04.03.14
Lottery money should be redirected to arts & heritage, say councils
Councils are calling for a review of lottery money to re-focus it on heritage and the arts.
These are the good causes that the lottery “was originally designed to help”, council leaders have said – and thanks to severe cuts, they need help more than ever.
They have called for a “frank and open discussion” about the future of lottery funding.
The LGA said: “Councils spend £540m every year on the arts, museums, galleries, theatres and heritage. However, councils will have experienced a 40% cut in government grants by the end of this parliament, having an inevitable impact on the enhancement to the quality of local people's lives that a thriving local culture brings. Local authority areas can also expect to receive less of a boost from Arts Council England (ACE), as they face cuts of 17% over the next two years in non-lottery funding, as it falls from £327.5m in 2014/15 to £271m in 2015/16.”
The long-term future of thousands of museums, galleries and arts initiatives are in question, as cash is refocused on statutory services such as social care and waste management.
The LGA argues that some BIG Lottery Fund areas are “already crowded” with government support via policies and programmes, meaning money could be redirected.
Cllr Flick Rea MBE, who chairs the LGA's Culture, Tourism and Sport Board, said: “Museums, leisure centres and heritage attractions could get a huge boost if the Government reviewed lottery funding and stripped out duplication with other Government programmes that is contrary to the founding additionality principle of the National Lottery.
“Since its inception the National Lottery has given billions of pounds to good causes and our country is a more culturally rich and diverse place because of it.

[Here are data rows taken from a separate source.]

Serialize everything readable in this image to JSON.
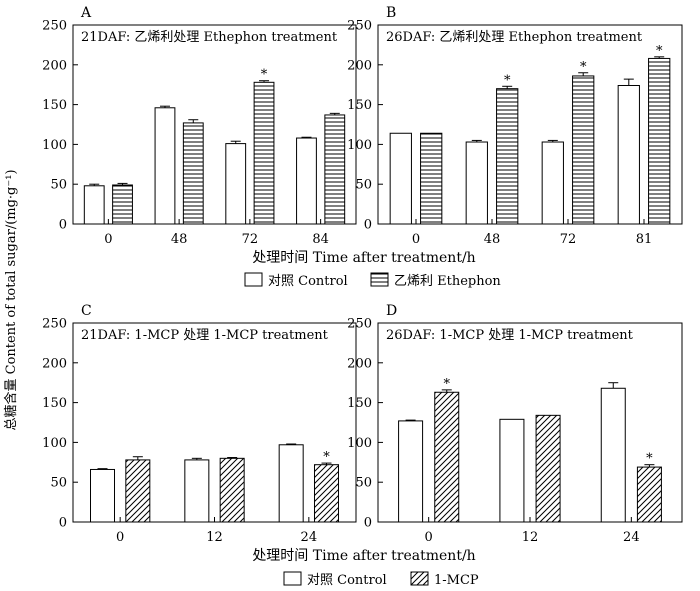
{
  "figure": {
    "y_axis_title": "总糖含量  Content of total sugar/(mg·g⁻¹)",
    "x_axis_title": "处理时间 Time after treatment/h",
    "legend_top": {
      "control": "对照  Control",
      "treatment": "乙烯利  Ethephon"
    },
    "legend_bottom": {
      "control": "对照  Control",
      "treatment": "1-MCP"
    },
    "significance_mark": "*"
  },
  "chart_data": [
    {
      "panel": "A",
      "type": "bar",
      "title": "21DAF: 乙烯利处理 Ethephon treatment",
      "categories": [
        "0",
        "48",
        "72",
        "84"
      ],
      "ylim": [
        0,
        250
      ],
      "yticks": [
        0,
        50,
        100,
        150,
        200,
        250
      ],
      "treatment_pattern": "hlines",
      "series": [
        {
          "name": "对照 Control",
          "values": [
            48,
            146,
            101,
            108
          ],
          "errors": [
            2,
            2,
            3,
            1
          ],
          "significant": [
            false,
            false,
            false,
            false
          ]
        },
        {
          "name": "乙烯利 Ethephon",
          "values": [
            49,
            127,
            178,
            137
          ],
          "errors": [
            2,
            4,
            2,
            2
          ],
          "significant": [
            false,
            false,
            true,
            false
          ]
        }
      ]
    },
    {
      "panel": "B",
      "type": "bar",
      "title": "26DAF: 乙烯利处理 Ethephon treatment",
      "categories": [
        "0",
        "48",
        "72",
        "81"
      ],
      "ylim": [
        0,
        250
      ],
      "yticks": [
        0,
        50,
        100,
        150,
        200,
        250
      ],
      "treatment_pattern": "hlines",
      "series": [
        {
          "name": "对照 Control",
          "values": [
            114,
            103,
            103,
            174
          ],
          "errors": [
            0,
            2,
            2,
            8
          ],
          "significant": [
            false,
            false,
            false,
            false
          ]
        },
        {
          "name": "乙烯利 Ethephon",
          "values": [
            114,
            170,
            186,
            208
          ],
          "errors": [
            0,
            3,
            4,
            2
          ],
          "significant": [
            false,
            true,
            true,
            true
          ]
        }
      ]
    },
    {
      "panel": "C",
      "type": "bar",
      "title": "21DAF: 1-MCP 处理  1-MCP treatment",
      "categories": [
        "0",
        "12",
        "24"
      ],
      "ylim": [
        0,
        250
      ],
      "yticks": [
        0,
        50,
        100,
        150,
        200,
        250
      ],
      "treatment_pattern": "diag",
      "series": [
        {
          "name": "对照 Control",
          "values": [
            66,
            78,
            97
          ],
          "errors": [
            1,
            2,
            1
          ],
          "significant": [
            false,
            false,
            false
          ]
        },
        {
          "name": "1-MCP",
          "values": [
            78,
            80,
            72
          ],
          "errors": [
            4,
            1,
            2
          ],
          "significant": [
            false,
            false,
            true
          ]
        }
      ]
    },
    {
      "panel": "D",
      "type": "bar",
      "title": "26DAF: 1-MCP 处理   1-MCP treatment",
      "categories": [
        "0",
        "12",
        "24"
      ],
      "ylim": [
        0,
        250
      ],
      "yticks": [
        0,
        50,
        100,
        150,
        200,
        250
      ],
      "treatment_pattern": "diag",
      "series": [
        {
          "name": "对照 Control",
          "values": [
            127,
            129,
            168
          ],
          "errors": [
            1,
            0,
            7
          ],
          "significant": [
            false,
            false,
            false
          ]
        },
        {
          "name": "1-MCP",
          "values": [
            163,
            134,
            69
          ],
          "errors": [
            3,
            0,
            3
          ],
          "significant": [
            true,
            false,
            true
          ]
        }
      ]
    }
  ]
}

However, as funding continues to get cut and council budgets are getting increasingly tighter, we now need to have a conversation around how money is allocated and ensure that it is ending up where it is needed the most.
“Councils have worked hard to protect their arts, heritage and sport funding over the past few years and strived to find innovative ways to link it to economic and growth priorities. However, the Government's decision to continually focus its most severe cuts on councils, which deliver hundreds of services on which millions of people rely each day, is inevitably having an impact on the arts, heritage and sport, and the additional boost provided by lottery funding is ever more important.”